Mitre is a cross-platform multi-purpose tool for running data and structural migrations on a variety of databases, data stores and similar.
It is heavily inspired by the Rails migration system, with a directory of migrations, the filenames prefixed with a timestamp which should be run once, and only once per environment.
Mitre extends this concept with orthogonal naming of the migration files
(.curl, .sql, .pgsql, etc) which are used to look-up the corresponding
runner engine and configuration.
You may be familiar with the general concept of migrations from frameworks such as Rails (ActiveRecord), Entity Framework Core, Liquibase, FlywayDB, Phinx, typeorm and others.
Mitre is a cross-platform (stand-alone CLI tool, and bindings for Ruby, Node.js) tool to bring the concept in a more portable, more flexible way to ecosystems which may not otherwise overlap.
/ˈmaɪtə(r)/, or "my-tuh". In wood-working a mitre is typically a 90⁰ precision cut for joining two pieces. The name feels appropriate for precision work in your database too.
./config/example.yml
./a/b/c/202030303033_create_table.mydb.sql
^^^^^^ ➊
^^^^^^^^^^^^ ➋
^^^^^^^^^^^^ ➌
^^^^ ➍
^^^ ➎
- Arbitrary nesting, ideal for composing projects using your SCM's submodule concept.
- Ordinal integers (datetime stamps) to help run migrations in order. UTC is assumed.
- Helpful name to give a clue what the migration does.
- A configuration name, something specifying connection params in the configuration.
- A runner extension name hint, for example
.sqlexpects a configuration for either PostgreSQL, MariaDB or MySQL in the configuration with the namemydbandmydb._driver = "mysql".
$ cat config.yml
---
migrations_directory: "."
appdb: &mitre
_driver: "mysql"
database: "my-awesome-app"
ip_or_hostname: 127.0.0.1
port: 3306
username: "myawesome"
password: "example"
searchdb:
_driver: "elasticsearch"
ip_or_hostname: 127.0.0.1
port: 9200
index_name: "my-awesome-app"
mitre:
<<: *mitre
database: "mitre" # optional
This configuration defines two application databases, and the required configuration for mitre itself. A core design decision of Mitre is flexibility, so overwriting the name database of the mitre configuration would create and maintain the migrations state tables in a database called mitre on the same server as appdb.

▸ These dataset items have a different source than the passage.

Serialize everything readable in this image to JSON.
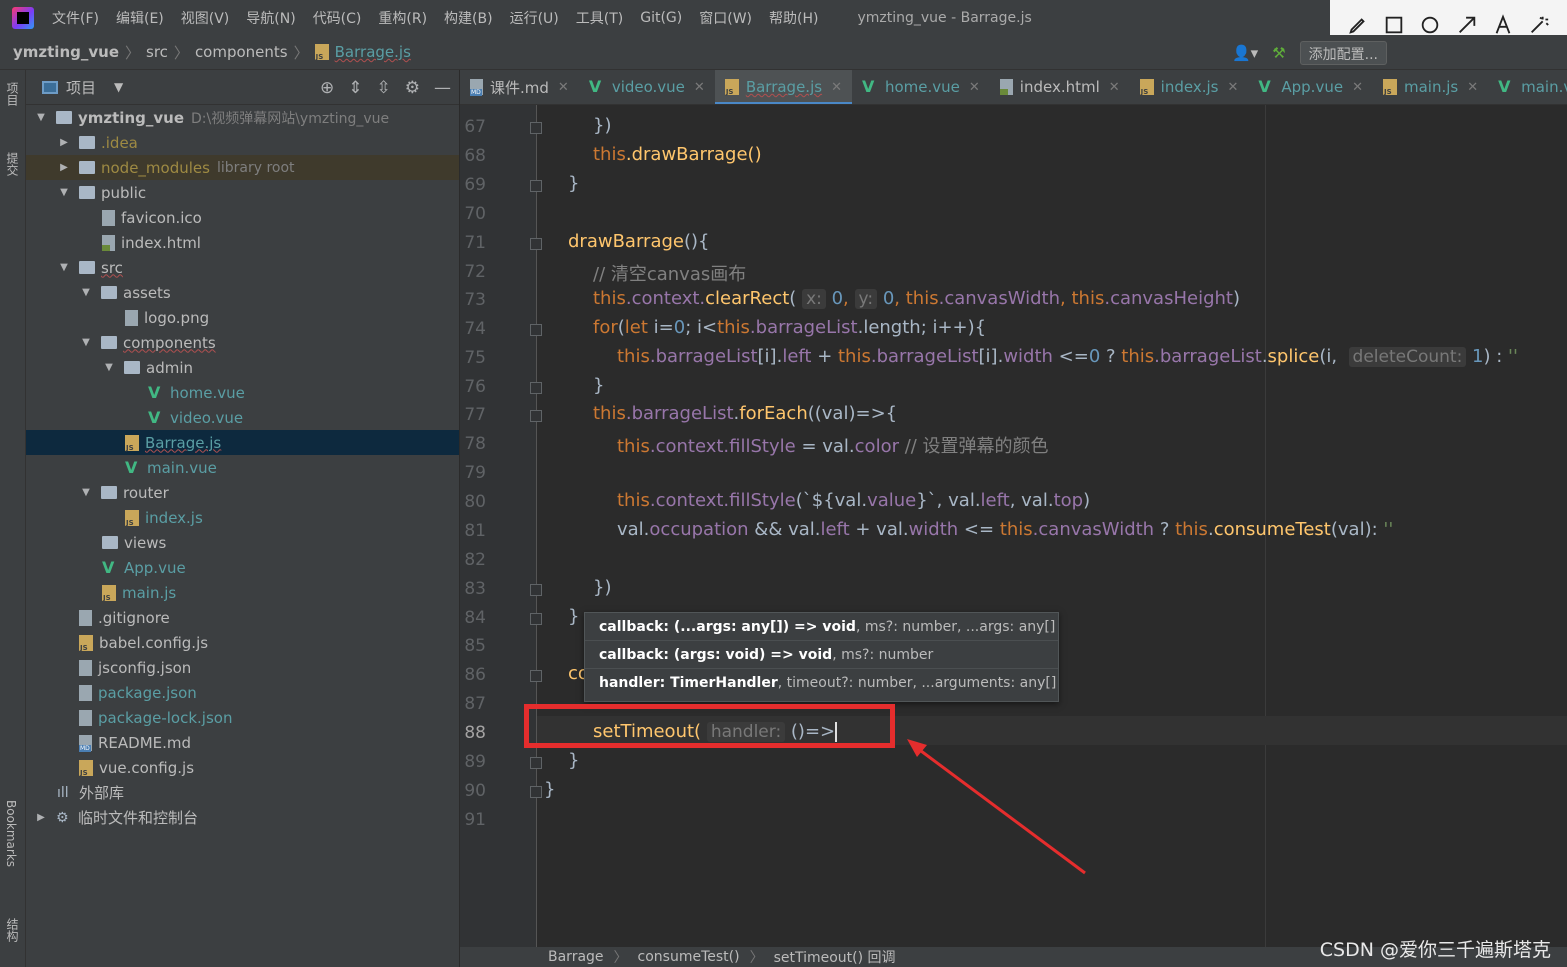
{
  "menu": {
    "items": [
      "文件(F)",
      "编辑(E)",
      "视图(V)",
      "导航(N)",
      "代码(C)",
      "重构(R)",
      "构建(B)",
      "运行(U)",
      "工具(T)",
      "Git(G)",
      "窗口(W)",
      "帮助(H)"
    ],
    "window_title": "ymzting_vue - Barrage.js"
  },
  "navbar": {
    "crumbs": [
      "ymzting_vue",
      "src",
      "components",
      "Barrage.js"
    ],
    "add_config": "添加配置..."
  },
  "left_strip": {
    "project": "项目",
    "commit": "提交",
    "bookmarks": "Bookmarks",
    "structure": "结构"
  },
  "project_panel": {
    "title": "项目",
    "tree": [
      {
        "name": "ymzting_vue",
        "path": "D:\\视频弹幕网站\\ymzting_vue"
      },
      {
        "name": ".idea"
      },
      {
        "name": "node_modules",
        "path": "library root"
      },
      {
        "name": "public"
      },
      {
        "name": "favicon.ico"
      },
      {
        "name": "index.html"
      },
      {
        "name": "src"
      },
      {
        "name": "assets"
      },
      {
        "name": "logo.png"
      },
      {
        "name": "components"
      },
      {
        "name": "admin"
      },
      {
        "name": "home.vue"
      },
      {
        "name": "video.vue"
      },
      {
        "name": "Barrage.js"
      },
      {
        "name": "main.vue"
      },
      {
        "name": "router"
      },
      {
        "name": "index.js"
      },
      {
        "name": "views"
      },
      {
        "name": "App.vue"
      },
      {
        "name": "main.js"
      },
      {
        "name": ".gitignore"
      },
      {
        "name": "babel.config.js"
      },
      {
        "name": "jsconfig.json"
      },
      {
        "name": "package.json"
      },
      {
        "name": "package-lock.json"
      },
      {
        "name": "README.md"
      },
      {
        "name": "vue.config.js"
      },
      {
        "name": "外部库"
      },
      {
        "name": "临时文件和控制台"
      }
    ]
  },
  "tabs": [
    "课件.md",
    "video.vue",
    "Barrage.js",
    "home.vue",
    "index.html",
    "index.js",
    "App.vue",
    "main.js",
    "main.vue"
  ],
  "editor": {
    "line_numbers": [
      "67",
      "68",
      "69",
      "70",
      "71",
      "72",
      "73",
      "74",
      "75",
      "76",
      "77",
      "78",
      "79",
      "80",
      "81",
      "82",
      "83",
      "84",
      "85",
      "86",
      "87",
      "88",
      "89",
      "90",
      "91"
    ],
    "code": {
      "l67": "})",
      "l68a": "this",
      "l68b": ".drawBarrage()",
      "l69": "}",
      "l71": "drawBarrage",
      "l71b": "(){",
      "l72": "// 清空canvas画布",
      "l73a": "this",
      "l73b": ".context.",
      "l73c": "clearRect",
      "l73d": "(",
      "l73hx": "x:",
      "l73e": "0",
      "l73f": ",",
      "l73hy": "y:",
      "l73g": "0",
      "l73h": ",",
      "l73i": "this",
      "l73j": ".canvasWidth",
      "l73k": ",",
      "l73l": "this",
      "l73m": ".canvasHeight",
      "l73n": ")",
      "l74a": "for",
      "l74b": "(",
      "l74c": "let",
      "l74d": " i=",
      "l74e": "0",
      "l74f": "; i<",
      "l74g": "this",
      "l74h": ".barrageList",
      "l74i": ".length; i++){",
      "l75a": "this",
      "l75b": ".barrageList",
      "l75c": "[i].",
      "l75d": "left",
      "l75e": " + ",
      "l75f": "this",
      "l75g": ".barrageList",
      "l75h": "[i].",
      "l75i": "width",
      "l75j": " <=",
      "l75k": "0",
      "l75l": " ? ",
      "l75m": "this",
      "l75n": ".barrageList",
      "l75o": ".",
      "l75p": "splice",
      "l75q": "(i, ",
      "l75hint": "deleteCount:",
      "l75r": "1",
      "l75s": ") : ",
      "l75t": "''",
      "l76": "}",
      "l77a": "this",
      "l77b": ".barrageList",
      "l77c": ".",
      "l77d": "forEach",
      "l77e": "((val)=>{",
      "l78a": "this",
      "l78b": ".context.",
      "l78c": "fillStyle",
      "l78d": " = val.",
      "l78e": "color",
      "l78f": " // 设置弹幕的颜色",
      "l80a": "this",
      "l80b": ".context.",
      "l80c": "fillStyle",
      "l80d": "(`${val.",
      "l80e": "value",
      "l80f": "}`, val.",
      "l80g": "left",
      "l80h": ", val.",
      "l80i": "top",
      "l80j": ")",
      "l81a": "val.",
      "l81b": "occupation",
      "l81c": " && val.",
      "l81d": "left",
      "l81e": " + val.",
      "l81f": "width",
      "l81g": " <= ",
      "l81h": "this",
      "l81i": ".canvasWidth",
      "l81j": " ? ",
      "l81k": "this",
      "l81l": ".",
      "l81m": "consumeTest",
      "l81n": "(val): ",
      "l81o": "''",
      "l83": "})",
      "l84": "}",
      "l86": "co",
      "l88a": "setTimeout",
      "l88b": "(",
      "l88hint": "handler:",
      "l88c": " ()=>",
      "l89": "}",
      "l90": "}"
    }
  },
  "param_popup": [
    {
      "sig": "callback: (...args: any[]) => void",
      "rest": ", ms?: number, ...args: any[]"
    },
    {
      "sig": "callback: (args: void) => void",
      "rest": ", ms?: number"
    },
    {
      "sig": "handler: TimerHandler",
      "rest": ", timeout?: number, ...arguments: any[]"
    }
  ],
  "status_crumbs": [
    "Barrage",
    "consumeTest()",
    "setTimeout() 回调"
  ],
  "watermark": "CSDN @爱你三千遍斯塔克",
  "colors": {
    "keyword": "#cc7832",
    "function": "#ffc66d",
    "property": "#9876aa",
    "number": "#6897bb",
    "annotation": "#e52d2d"
  }
}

Mitre can run migrations against ElasticSearch, but it cannot store state there, so across the two application database configurations migrations can be applied in both, and the results will be stored in the (shared) configuration mitre.
$ tree
./
./config.yml
./migrations/
\- ./202004102151_create_index.searchdb.curl
\- ./202006102151_update_index_mapping.searchdb.es
\- ./202030303033_create_some_table.appdb.sql
\- ./202020202020_modify_some_data.appdb/
\- up.sql
\- down.sql
./some-submodule-of-my-project/
\- ./202030303033_do_some_migration_with_our_data_models.data.appdb.sql
...
Single files are considered to be "change" migrations, irreversible, and simply applied one-way. Directories with an up or down file are expected both to be runnable by the same runner defined in their configuration (i.e .sql is an allowed extension of the mysql specified between the .appdb suffix on the directory name, and the _driver: "mysql in the configuration.). Migrations are searched in the entire project directory thanks to the migrations_directory in the configuration. This allows composition with sub-modules for deploying microliths.
The anatomy of the file and directory names is specified above.
It is vitally important to understand the relationship between the ends of filenames such as .data.appdb.sql which can be read as:
- This is a data migration (a kind of tag, applications may permit booting with data migrations un-applied).
- This is migration uses the
appdbconfiguration which knows how to handle.sqlfiles.
Whether appdb is MySQL, MySQL, PostgreSQL or something else, is defined by the _driver in the config.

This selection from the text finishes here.